When you look out on the grand vista of the Coxs River valley where it is crossed by Bowtells swing bridge, its hard not to think of the stark contrast to Bob Bowtells terrible death underground in Vietnam.
The 33-year-old Katoomba engineer and tunnel rat, Corporal Robert Walter Bowtell, died in poisonous gas in the underground labyrinth of a Viet Cong tunnel in South Vietnam, while on duty with the 3rd Field Troop of Royal Australian Engineers.
A 45 kg young sapper, Alan Sparrow Christie, had the job of trying to rescue his much larger superior and passed out in the process. The mans death still haunts him 50 years on.

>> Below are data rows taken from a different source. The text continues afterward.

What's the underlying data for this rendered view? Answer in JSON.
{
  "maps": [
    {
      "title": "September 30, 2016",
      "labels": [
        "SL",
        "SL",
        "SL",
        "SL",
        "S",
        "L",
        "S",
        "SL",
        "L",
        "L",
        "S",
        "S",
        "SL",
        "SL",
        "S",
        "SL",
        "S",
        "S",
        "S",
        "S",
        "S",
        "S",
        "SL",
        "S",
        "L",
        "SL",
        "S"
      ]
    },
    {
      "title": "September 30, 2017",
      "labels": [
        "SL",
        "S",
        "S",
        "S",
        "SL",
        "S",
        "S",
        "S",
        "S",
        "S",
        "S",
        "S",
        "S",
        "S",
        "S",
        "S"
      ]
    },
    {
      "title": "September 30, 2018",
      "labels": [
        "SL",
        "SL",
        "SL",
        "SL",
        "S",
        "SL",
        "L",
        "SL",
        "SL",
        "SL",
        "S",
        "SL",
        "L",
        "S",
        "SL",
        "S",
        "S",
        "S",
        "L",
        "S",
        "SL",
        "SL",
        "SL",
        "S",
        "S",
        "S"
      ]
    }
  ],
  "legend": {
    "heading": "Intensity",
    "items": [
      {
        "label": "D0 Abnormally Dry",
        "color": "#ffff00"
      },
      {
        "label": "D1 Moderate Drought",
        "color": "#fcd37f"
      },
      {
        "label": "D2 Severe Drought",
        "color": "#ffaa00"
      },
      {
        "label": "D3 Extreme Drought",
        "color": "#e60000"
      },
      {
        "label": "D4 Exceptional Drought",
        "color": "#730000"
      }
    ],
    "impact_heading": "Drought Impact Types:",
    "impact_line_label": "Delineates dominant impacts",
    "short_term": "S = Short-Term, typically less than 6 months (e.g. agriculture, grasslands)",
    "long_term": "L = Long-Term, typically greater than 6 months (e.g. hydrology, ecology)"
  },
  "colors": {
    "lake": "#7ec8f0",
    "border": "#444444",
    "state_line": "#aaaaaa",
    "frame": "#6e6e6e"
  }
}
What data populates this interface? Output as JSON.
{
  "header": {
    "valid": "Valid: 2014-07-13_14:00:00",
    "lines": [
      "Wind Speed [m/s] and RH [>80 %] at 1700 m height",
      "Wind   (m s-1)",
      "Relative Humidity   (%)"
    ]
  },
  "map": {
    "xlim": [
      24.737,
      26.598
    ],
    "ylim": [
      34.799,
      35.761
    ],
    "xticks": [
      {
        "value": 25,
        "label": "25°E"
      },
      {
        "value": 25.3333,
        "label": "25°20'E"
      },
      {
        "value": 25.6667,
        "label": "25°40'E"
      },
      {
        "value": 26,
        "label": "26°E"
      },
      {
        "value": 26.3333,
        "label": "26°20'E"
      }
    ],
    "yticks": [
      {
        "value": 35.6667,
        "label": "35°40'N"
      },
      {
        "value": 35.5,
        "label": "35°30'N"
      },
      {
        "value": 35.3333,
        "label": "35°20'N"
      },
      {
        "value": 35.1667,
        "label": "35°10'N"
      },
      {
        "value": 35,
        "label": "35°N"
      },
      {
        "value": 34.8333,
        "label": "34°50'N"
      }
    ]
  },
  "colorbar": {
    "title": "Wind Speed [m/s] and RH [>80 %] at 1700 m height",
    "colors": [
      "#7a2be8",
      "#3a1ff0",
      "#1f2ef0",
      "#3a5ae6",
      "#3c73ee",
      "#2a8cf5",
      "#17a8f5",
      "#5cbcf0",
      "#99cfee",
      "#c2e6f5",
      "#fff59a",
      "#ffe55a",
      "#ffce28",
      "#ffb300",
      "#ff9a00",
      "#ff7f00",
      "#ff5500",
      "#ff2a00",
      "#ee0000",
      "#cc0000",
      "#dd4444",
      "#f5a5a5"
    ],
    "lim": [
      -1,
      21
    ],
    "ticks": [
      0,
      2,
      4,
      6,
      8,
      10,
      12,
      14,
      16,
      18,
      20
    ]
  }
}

As he told the Gazette recently: The death of Bob Bowtell was the most traumatic event that I ever experienced in my entire lifetime.
Even though I spent another nine months on operations in Vietnam, where I went through many incidents and engagements, nothing had the effect on me other than what I considered my failure to rescue Bob from that tunnel.
Third Field Troop Engineers broke into the tunnel complex and was in the process of thoroughly exploring it and recovering as much weaponry, ammunition, stores and intelligence as possible
As new entrances were discovered, engineers were called to investigate and at the end of the day tear gas and smoke grenades were thrown down in the hope no one would emerge at night inside our defensive perimeter.
By all accounts Bob Bowtell was happy to lead from the front and had forced himself through a tiny concrete trapdoor.
The practice of throwing tear gas and smoke grenades into other tunnel entrances, especially smoke grenades as it burns all the oxygen in the air, had come back to haunt us. Bob had lost consciousness due to the lack of oxygen in the air, Mr Christie said.
Peter Ash and myself were sent to try and recover him but his larger body frame would not allow us to pull him through the tiny trapdoor both Peter and myself also succumbed to the lack of oxygen and had to be pulled out unconscious.
Ultimately a shaft was dug beside the tunnel by hand and Bobs body recovered.
Mr Christie has battled depression and alcohol abuse but said his salvation came in 1976 when Trevor Shelley, another old tunnel rat from Vietnam, Malaysia and Thailand days asked me to go to the Highlands of New Guinea to build roads.
Over the years I found myself building things in New Guinea, Solomon Island and Western Australia instead of destroying them.
Mr Christie recently met with Corporal Bowtells children from the Central West during the Richmond RAAF base ramp ceremony when Bowtells remains, and those of 32 other veterans and dependants, were finally returned to Australia on June 2 this year. Mr Christie said he owed the family special thanks for making the time to find me and ultimately help me putting my ghosts and fears to rest.
Corporal Bowtell is remembered at the Lawson War Memorial and will be honoured in a Welcome Home service [with Private Ron Field] on August 13 at the memorial in Honour Avenue, starting at 11am.